Eastman’s attorney, Randall Miller, however, argued that the “renowned constitutional scholar, professor, and former dean” did nothing wrong and was “zealously” advocating for his client as he pursued a legal theory.

Eastman “based on thorough research and his extensive knowledge (gained during decades of scholarly study) of core separation of powers principles codified in the Constitution, Dr. Eastman determined that another viable remedy was for the President of the Senate (the vice president of the United States) to accede to requests from state legislators for a brief delay in the electoral college proceedings, in order to allow for additional time for state legislatures to exercise their constitutional power of determining whether illegality in the election had affected the outcome,” Miller wrote in his closing brief.

Miller contended that it was still an “open question” how much authority the vice president has in the counting of electoral votes.

“Crafting such legal arguments, grounded in a good-faith interpretation of the historical record and not foreclosed by precedent, is precisely what is demanded of attorneys in our adversarial system,” Miller said.

Miller further argued that Eastman was “fully protected by the First Amendment” in his statements about election fraud.

Former Vice President Mike Pence’s attorney, Greg Jacob, testified during the disbarment hearing that all his former boss was tasked with doing was opening the envelopes from the electors and recording the results. Jacob said Pence lacked any authority to delay the proceedings or reject any of the electors who sided with Biden.

Jacob said there is nothing in the U.S. Constitution that spells out anything about the role of the vice president — as president of the U.S. Senate — in certifying the electoral college results other than opening them.

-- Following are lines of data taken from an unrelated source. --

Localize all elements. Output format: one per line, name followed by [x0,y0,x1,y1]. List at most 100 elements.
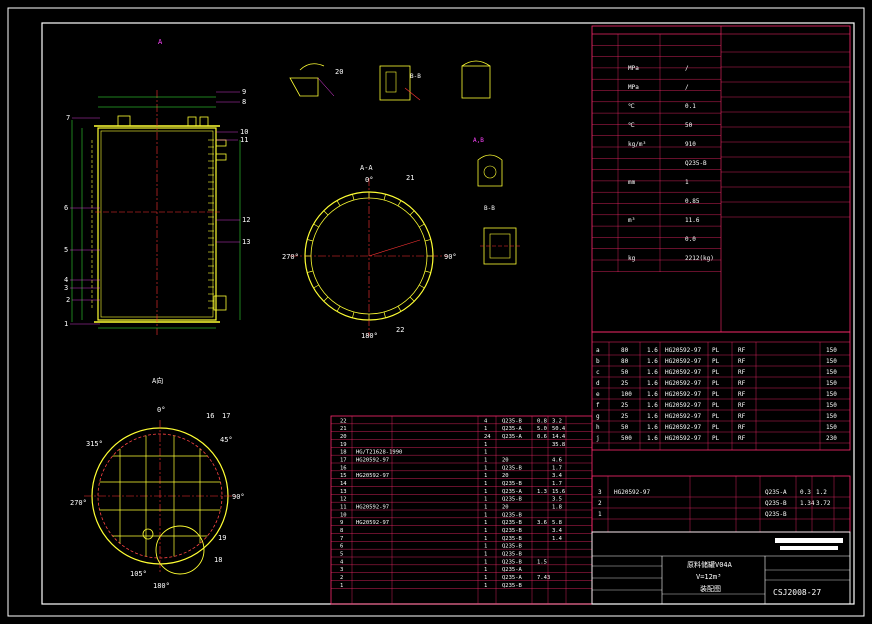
part-label-11: 11 [240,136,248,144]
part-total-weight: 35.8 [552,442,565,448]
part-number: 9 [340,520,343,526]
part-unit-weight: 7.43 [537,575,550,581]
part-number: 12 [340,497,347,503]
part-quantity: 1 [484,575,487,581]
design-value: / [685,65,689,72]
part-total-weight: 15.6 [552,489,565,495]
mini-part-w1: 1.34 [800,500,815,507]
ring-tick [424,270,431,273]
part-number: 19 [340,442,347,448]
detail-2-title: B-B [410,73,421,80]
design-unit: mm [628,179,636,186]
nozzle-standard: HG20592-97 [665,413,702,420]
design-value: 0.0 [685,236,696,243]
parts-list-rows: 22 4 Q235-B 0.8 3.221 1 Q235-A 5.0 50.420 24 Q235-… [331,416,592,604]
nozzle-pn: 1.6 [647,369,658,376]
aa-angle-90: 90° [444,253,457,261]
plan-label-19: 19 [218,534,226,542]
detail-ab-circle [483,165,497,179]
equipment-name: 原料储罐V04A [687,560,733,569]
design-unit: ℃ [628,103,635,110]
nozzle-type: PL [712,402,720,409]
nozzle-face: RF [738,391,746,398]
nozzle-pn: 1.6 [647,402,658,409]
nozzle-mark: a [596,347,600,354]
part-quantity: 1 [484,544,487,550]
ring-tick [383,311,386,318]
part-label-6: 6 [64,204,68,212]
detail-1-leader [317,77,335,97]
mini-part-no: 3 [598,489,602,496]
nozzle-dn: 500 [621,435,632,442]
design-unit: kg/m³ [628,141,646,148]
plan-angle-90: 90° [232,493,245,501]
design-value: 11.6 [685,217,700,224]
nozzle-mark: c [596,369,600,376]
equipment-volume: V=12m³ [696,573,721,581]
part-total-weight: 3.4 [552,473,563,479]
part-label-5: 5 [64,246,68,254]
design-value: Q235-B [685,160,707,167]
mini-part-no: 2 [598,500,602,507]
nozzle-standard: HG20592-97 [665,358,702,365]
design-unit: MPa [628,84,639,91]
part-material: Q235-B [502,465,523,471]
part-number: 18 [340,450,347,456]
aa-angle-270: 270° [282,253,299,261]
nozzle-table: a 80 1.6 HG20592-97 PL RF 150 b 80 1.6 HG20592-97 P… [591,331,851,451]
part-number: 21 [340,426,347,432]
part-unit-weight: 0.8 [537,418,547,424]
part-material: Q235-B [502,536,523,542]
part-total-weight: 1.4 [552,536,563,542]
nozzle-face: RF [738,347,746,354]
plan-label-18: 18 [214,556,222,564]
part-material: Q235-A [502,567,523,573]
detail-views: 20 B-B A,B B-B [289,60,522,265]
nozzle-face: RF [738,402,746,409]
part-material: Q235-B [502,512,523,518]
section-aa-angle-line [368,239,421,257]
detail-ab-shape [477,154,503,187]
part-material: Q235-B [502,552,523,558]
part-quantity: 1 [484,442,487,448]
part-number: 17 [340,458,347,464]
nozzle-standard: HG20592-97 [665,435,702,442]
part-quantity: 1 [484,559,487,565]
detail-ab-title: A,B [473,137,484,144]
plan-angle-270: 270° [70,499,87,507]
part-standard: HG20592-97 [356,458,389,464]
part-number: 5 [340,552,343,558]
part-quantity: 1 [484,426,487,432]
nozzle-length: 230 [826,435,837,442]
detail-2-cut [404,87,421,101]
ring-tick [352,194,355,201]
side-nozzle-2 [215,153,227,161]
nozzle-standard: HG20592-97 [665,380,702,387]
part-unit-weight: 3.6 [537,520,547,526]
detail-label-20: 20 [335,68,343,76]
detail-1-arc [299,63,325,71]
part-material: Q235-B [502,559,523,565]
plan-angle-105: 105° [130,570,147,578]
nozzle-length: 150 [826,391,837,398]
aa-label-21: 21 [406,174,414,182]
plan-title: A向 [152,376,163,385]
nozzle-pn: 1.6 [647,380,658,387]
part-total-weight: 1.7 [552,481,562,487]
part-number: 3 [340,567,343,573]
nozzle-mark: d [596,380,600,387]
part-material: Q235-B [502,544,523,550]
mini-part-material: Q235-B [765,500,787,507]
part-total-weight: 14.4 [552,434,566,440]
mini-part-w2: 1.2 [816,489,827,496]
part-number: 4 [340,559,344,565]
design-value: 2212(kg) [685,255,714,262]
plan-label-17: 17 [222,412,230,420]
part-number: 15 [340,473,347,479]
title-block: 原料储罐V04A V=12m³ 装配图 CSJ2008-27 [591,531,851,605]
mini-parts-rows: 3 HG20592-97 Q235-A 0.3 1.2 2 Q235-B 1.34 3.72 1 Q… [592,476,850,532]
nozzle-mark: b [596,358,600,365]
part-quantity: 4 [484,418,488,424]
part-material: Q235-B [502,481,523,487]
part-material: Q235-B [502,418,523,424]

It is a “ministerial” role, he said.

After the hotly disputed election of 1876 in which Rutherford B. Hayes defeated Samuel J. Tilden, provisions were put in place to stymie any delaying of certifying electoral college votes, Jacob explained. The Electoral Count Act was adopted in 1887 to put in place more rules on tallying electoral votes.

Jacob said it was never entirely clear what states Trump and Eastman wanted to challenge, but there were discussions about Arizona, Georgia, Wisconsin, Michigan, Pennsylvania, Nevada and New Mexico.

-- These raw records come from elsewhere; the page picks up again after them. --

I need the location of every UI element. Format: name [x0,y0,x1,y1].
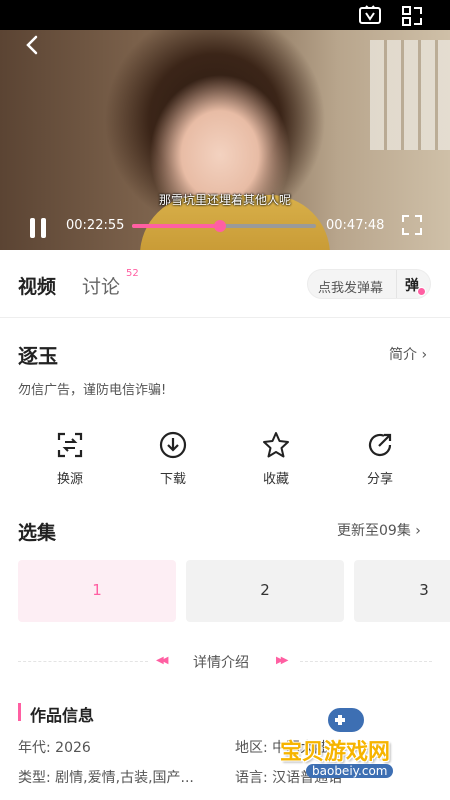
cast-icon[interactable] [400,4,424,28]
danmaku-input-box[interactable]: 点我发弹幕 弹 [307,269,431,299]
tab-bar: 视频 讨论 52 点我发弹幕 弹 [0,250,450,318]
danmaku-placeholder[interactable]: 点我发弹幕 [318,277,383,296]
show-title: 逐玉 [18,344,58,368]
video-player[interactable]: 那雪坑里还埋着其他人呢 00:22:55 00:47:48 [0,0,450,250]
favorite-button[interactable]: 收藏 [246,430,306,490]
star-icon [263,432,289,458]
video-subtitle: 那雪坑里还埋着其他人呢 [158,193,291,207]
section-accent-bar [18,703,21,721]
episode-button[interactable]: 3 [354,560,450,622]
double-arrow-left-icon: ◀◀ [156,655,169,666]
switch-source-label: 换源 [56,472,83,487]
episode-button[interactable]: 2 [186,560,344,622]
progress-bar[interactable] [132,220,316,232]
episodes-update-link[interactable]: 更新至09集 › [337,520,421,540]
favorite-label: 收藏 [262,472,289,487]
episode-button[interactable]: 1 [18,560,176,622]
download-label: 下载 [159,472,186,487]
download-icon [159,431,187,459]
divider [18,661,148,662]
watermark-url: baobeiy.com [306,764,394,778]
watermark-text: 宝贝游戏网 [280,740,391,765]
work-info-title: 作品信息 [30,706,95,725]
divider [300,661,432,662]
info-year: 年代: 2026 [18,740,91,756]
info-genre: 类型: 剧情,爱情,古装,国产... [18,770,194,786]
share-label: 分享 [366,472,393,487]
current-time: 00:22:55 [66,218,125,233]
status-bar [0,0,450,30]
total-time: 00:47:48 [326,218,385,233]
episode-number: 1 [92,581,102,599]
watermark: 宝贝游戏网 baobeiy.com [280,700,450,800]
tab-discuss[interactable]: 讨论 [82,272,120,299]
double-arrow-right-icon: ▶▶ [276,655,289,666]
switch-source-button[interactable]: 换源 [40,430,100,490]
switch-source-icon [57,432,83,458]
tv-icon[interactable] [358,4,382,28]
detail-title: 详情介绍 [193,655,249,671]
fullscreen-icon[interactable] [402,215,422,235]
danmaku-status-dot [417,287,426,296]
share-icon [368,433,392,457]
discuss-count-badge: 52 [126,268,139,279]
pause-icon[interactable] [28,218,48,238]
back-arrow-icon[interactable] [22,34,44,56]
episodes-title: 选集 [18,522,57,544]
gamepad-icon [326,706,366,734]
fraud-notice: 勿信广告，谨防电信诈骗! [18,383,167,398]
episode-number: 3 [419,581,429,599]
download-button[interactable]: 下载 [143,430,203,490]
progress-knob[interactable] [214,220,227,232]
share-button[interactable]: 分享 [350,430,410,490]
progress-fill [132,224,221,228]
intro-link[interactable]: 简介 › [389,344,427,364]
episode-number: 2 [260,581,270,599]
tab-video[interactable]: 视频 [18,272,56,299]
danmaku-toggle-button[interactable]: 弹 [396,270,430,298]
player-controls: 00:22:55 00:47:48 [0,210,450,250]
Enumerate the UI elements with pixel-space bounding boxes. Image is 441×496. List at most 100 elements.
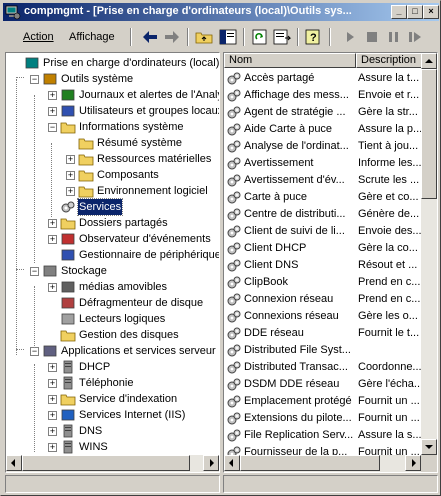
tree-node-label[interactable]: Informations système: [78, 119, 185, 135]
scroll-thumb[interactable]: [22, 455, 190, 471]
tree-node-label[interactable]: Observateur d'événements: [78, 231, 212, 247]
expand-icon[interactable]: +: [48, 91, 57, 100]
services-list-panel[interactable]: Nom Description Accès partagé Assure la t…: [223, 52, 438, 473]
list-row[interactable]: Analyse de l'ordinat... Tient à jou...: [224, 138, 421, 155]
tree-node-label[interactable]: Utilisateurs et groupes locaux: [78, 103, 219, 119]
tree-horizontal-scrollbar[interactable]: [6, 455, 219, 472]
column-header-description[interactable]: Description: [356, 53, 422, 68]
tree-node-label[interactable]: Gestion des disques: [78, 327, 180, 343]
refresh-icon[interactable]: [249, 27, 271, 47]
list-row[interactable]: ClipBook Prend en c...: [224, 274, 421, 291]
tree-node-label[interactable]: Outils système: [60, 71, 134, 87]
tree-node-label[interactable]: Services: [76, 198, 124, 216]
list-row[interactable]: Avertissement d'év... Scrute les ...: [224, 172, 421, 189]
pause-icon[interactable]: [383, 27, 405, 47]
play-icon[interactable]: [339, 27, 361, 47]
scroll-down-button[interactable]: [421, 439, 437, 455]
expand-icon[interactable]: +: [66, 171, 75, 180]
minimize-button[interactable]: _: [391, 5, 407, 19]
tree-node-label[interactable]: DHCP: [78, 359, 111, 375]
expand-icon[interactable]: +: [48, 395, 57, 404]
collapse-icon[interactable]: −: [30, 75, 39, 84]
list-row[interactable]: DDE réseau Fournit le t...: [224, 325, 421, 342]
list-horizontal-scrollbar[interactable]: [224, 455, 421, 472]
service-gear-icon: [226, 224, 242, 239]
expand-icon[interactable]: +: [48, 443, 57, 452]
expand-icon[interactable]: +: [66, 155, 75, 164]
export-list-icon[interactable]: [271, 27, 293, 47]
scroll-right-button[interactable]: [203, 455, 219, 471]
up-folder-icon[interactable]: [193, 27, 215, 47]
scroll-right-button[interactable]: [405, 455, 421, 471]
title-bar[interactable]: compmgmt - [Prise en charge d'ordinateur…: [3, 3, 439, 21]
tree-node-label[interactable]: Téléphonie: [78, 375, 134, 391]
list-vertical-scrollbar[interactable]: [421, 53, 437, 455]
scroll-thumb[interactable]: [240, 455, 380, 471]
expand-icon[interactable]: +: [48, 363, 57, 372]
list-row[interactable]: Avertissement Informe les...: [224, 155, 422, 172]
collapse-icon[interactable]: −: [30, 347, 39, 356]
tree-node-label[interactable]: Gestionnaire de périphériques: [78, 247, 219, 263]
list-row[interactable]: Emplacement protégé Fournit un ...: [224, 393, 421, 410]
list-row[interactable]: Connexion réseau Prend en c...: [224, 291, 421, 308]
back-arrow-icon[interactable]: [139, 27, 161, 47]
tree-node-label[interactable]: Prise en charge d'ordinateurs (local): [42, 55, 219, 71]
list-row[interactable]: Extensions du pilote... Fournit un ...: [224, 410, 421, 427]
menu-action[interactable]: Action: [23, 31, 54, 43]
tree-node-label[interactable]: Résumé système: [96, 135, 183, 151]
expand-icon[interactable]: +: [48, 107, 57, 116]
list-row[interactable]: Client DHCP Gère la co...: [224, 240, 421, 257]
tree-node-label[interactable]: Stockage: [60, 263, 108, 279]
tree-node-label[interactable]: Services Internet (IIS): [78, 407, 186, 423]
tree-node-label[interactable]: Dossiers partagés: [78, 215, 169, 231]
tree-node-label[interactable]: Journaux et alertes de l'Analyseur: [78, 87, 219, 103]
stop-icon[interactable]: [361, 27, 383, 47]
maximize-button[interactable]: □: [407, 5, 423, 19]
expand-icon[interactable]: +: [48, 379, 57, 388]
help-icon[interactable]: ?: [303, 27, 325, 47]
list-row[interactable]: Distributed File Syst...: [224, 342, 421, 359]
expand-icon[interactable]: +: [66, 187, 75, 196]
tree-node-label[interactable]: Lecteurs logiques: [78, 311, 166, 327]
list-row[interactable]: Centre de distributi... Génère de...: [224, 206, 421, 223]
scroll-left-button[interactable]: [224, 455, 240, 471]
list-row[interactable]: Carte à puce Gère et co...: [224, 189, 421, 206]
list-row[interactable]: Distributed Transac... Coordonne...: [224, 359, 422, 376]
folder-icon: [78, 152, 94, 166]
tree-node-label[interactable]: médias amovibles: [78, 279, 168, 295]
list-row[interactable]: Client de suivi de li... Envoie des...: [224, 223, 422, 240]
list-row[interactable]: Agent de stratégie ... Gère la str...: [224, 104, 421, 121]
list-row[interactable]: Aide Carte à puce Assure la p...: [224, 121, 422, 138]
forward-arrow-icon[interactable]: [161, 27, 183, 47]
expand-icon[interactable]: +: [48, 235, 57, 244]
tree-node-label[interactable]: Service d'indexation: [78, 391, 178, 407]
expand-icon[interactable]: +: [48, 219, 57, 228]
tree-node-label[interactable]: Applications et services serveur: [60, 343, 217, 359]
menu-affichage[interactable]: Affichage: [69, 31, 115, 43]
scroll-up-button[interactable]: [421, 53, 437, 69]
list-row[interactable]: Accès partagé Assure la t...: [224, 70, 421, 87]
tree-node-label[interactable]: DNS: [78, 423, 103, 439]
expand-icon[interactable]: +: [48, 411, 57, 420]
tree-node-label[interactable]: WINS: [78, 439, 109, 455]
tree-node-label[interactable]: Défragmenteur de disque: [78, 295, 204, 311]
restart-icon[interactable]: [405, 27, 427, 47]
list-row[interactable]: DSDM DDE réseau Gère l'écha...: [224, 376, 422, 393]
scroll-left-button[interactable]: [6, 455, 22, 471]
tree-panel[interactable]: Prise en charge d'ordinateurs (local) − Ou…: [5, 52, 220, 473]
collapse-icon[interactable]: −: [30, 267, 39, 276]
tree-node-label[interactable]: Environnement logiciel: [96, 183, 209, 199]
expand-icon[interactable]: +: [48, 283, 57, 292]
tree-node-label[interactable]: Ressources matérielles: [96, 151, 212, 167]
close-button[interactable]: ×: [423, 5, 439, 19]
list-row[interactable]: Client DNS Résout et ...: [224, 257, 421, 274]
scroll-thumb[interactable]: [421, 69, 437, 199]
tree-node-label[interactable]: Composants: [96, 167, 160, 183]
list-row[interactable]: Connexions réseau Gère les o...: [224, 308, 421, 325]
list-row[interactable]: File Replication Serv... Assure la s...: [224, 427, 422, 444]
expand-icon[interactable]: +: [48, 427, 57, 436]
list-row[interactable]: Affichage des mess... Envoie et r...: [224, 87, 421, 104]
column-header-nom[interactable]: Nom: [224, 53, 356, 68]
show-hide-tree-icon[interactable]: [217, 27, 239, 47]
collapse-icon[interactable]: −: [48, 123, 57, 132]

Jacob emphasized that in the entire history of the country, no vice president had ever asserted himself into the electoral vote certification. In fact, Jacob said, when a dispute arose in Hawaii in the 1960 election that then-Vice President Richard Nixon, who lost to President John Kennedy, opened three envelopes of slates of electors and to save time said he believed the one favoring Kennedy was the correct one and Congress did not oppose it.

Jacob also researched the election of 1800, which prompted another constitutional crisis. He said he found it more helpful to check the congressional record than to review law journal articles because the authors of those often come up with “sexy” angles that at times aren’t correct.

Jacob said they also discussed what the “framers” of the constitution would want.

“Would the framers want a rule that the vice president unilaterally has a chance to decide this issue,” Jacob said. “Did we actually think any of the framers would say yes? … No one would want that to be the rule.”